MI-DPLA / combine

Combine /kämˌbīn/ - Metadata Aggregator Platform
MIT License
26 stars 11 forks source link

Livy sessions can acquire stale MySQL connection #304

Closed ghukill closed 6 years ago

ghukill commented 6 years ago

Given enough time of inactivity, Livy's DB connection will become stale, resulting in failures for any Spark related activities.

e.g.

Traceback (most recent call last):
  File "/usr/local/anaconda/envs/combine/lib/python3.5/site-packages/django/db/backends/utils.py", line 65, in execute
    return self.cursor.execute(sql, params)
  File "/usr/local/anaconda/envs/combine/lib/python3.5/site-packages/django/db/backends/mysql/base.py", line 101, in execute
    return self.cursor.execute(query, args)
  File "/usr/local/anaconda/envs/combine/lib/python3.5/site-packages/MySQLdb/cursors.py", line 250, in execute
    self.errorhandler(self, exc, value)
  File "/usr/local/anaconda/envs/combine/lib/python3.5/site-packages/MySQLdb/connections.py", line 50, in defaulterrorhandler
    raise errorvalue
  File "/usr/local/anaconda/envs/combine/lib/python3.5/site-packages/MySQLdb/cursors.py", line 247, in execute
    res = self._query(query)
  File "/usr/local/anaconda/envs/combine/lib/python3.5/site-packages/MySQLdb/cursors.py", line 411, in _query
    rowcount = self._do_query(q)
  File "/usr/local/anaconda/envs/combine/lib/python3.5/site-packages/MySQLdb/cursors.py", line 374, in _do_query
    db.query(q)
  File "/usr/local/anaconda/envs/combine/lib/python3.5/site-packages/MySQLdb/connections.py", line 292, in query
    _mysql.connection.query(self, query)
_mysql_exceptions.OperationalError: (2006, 'MySQL server has gone away')

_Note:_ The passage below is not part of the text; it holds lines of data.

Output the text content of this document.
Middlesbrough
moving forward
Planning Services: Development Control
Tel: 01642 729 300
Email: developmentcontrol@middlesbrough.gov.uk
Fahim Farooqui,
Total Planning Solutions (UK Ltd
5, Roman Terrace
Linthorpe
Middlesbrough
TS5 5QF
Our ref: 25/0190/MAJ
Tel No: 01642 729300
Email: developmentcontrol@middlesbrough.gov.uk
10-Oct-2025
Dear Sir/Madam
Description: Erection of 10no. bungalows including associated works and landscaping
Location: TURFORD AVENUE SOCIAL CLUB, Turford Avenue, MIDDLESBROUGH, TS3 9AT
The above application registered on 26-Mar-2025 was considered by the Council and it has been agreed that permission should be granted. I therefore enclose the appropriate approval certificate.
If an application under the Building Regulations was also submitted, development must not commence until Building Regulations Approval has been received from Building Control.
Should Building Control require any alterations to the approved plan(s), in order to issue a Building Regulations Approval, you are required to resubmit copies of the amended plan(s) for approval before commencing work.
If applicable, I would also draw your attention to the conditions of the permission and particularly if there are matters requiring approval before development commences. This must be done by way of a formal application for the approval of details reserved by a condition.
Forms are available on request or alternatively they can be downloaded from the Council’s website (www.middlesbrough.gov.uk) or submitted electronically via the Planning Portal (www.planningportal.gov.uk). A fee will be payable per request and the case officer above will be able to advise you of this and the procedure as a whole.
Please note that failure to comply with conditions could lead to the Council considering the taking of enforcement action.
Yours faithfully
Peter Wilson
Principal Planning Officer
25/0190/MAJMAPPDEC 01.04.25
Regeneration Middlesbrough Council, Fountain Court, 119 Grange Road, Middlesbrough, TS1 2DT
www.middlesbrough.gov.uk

With the relatively new automatic restarting of Livy, this issue will address stale connections to the database.

Related re: background tasks: https://github.com/WSULib/combine/issues/224

ghukill commented 6 years ago

Proposing to bump mysql's wait_timeout to maximum value of 31536000 (1 year).

As not a high volume site, and MySQL no longer high I/O, don't need to worry much about open connections.

With Spark and background tasks both opening connections to SQL, becomes complex to run connection.close() before anytime it might be accessed. It's outside of the normal Django request/response cycle, which its believed is where connections are opened/closed, and would be complex to address.

ghukill commented 6 years ago

Added to Combine-Playbook, updating /etc/mysql/my.cnf for builds:

[mysqld]
wait_timeout = 31536000
interactive_timeout = 31536000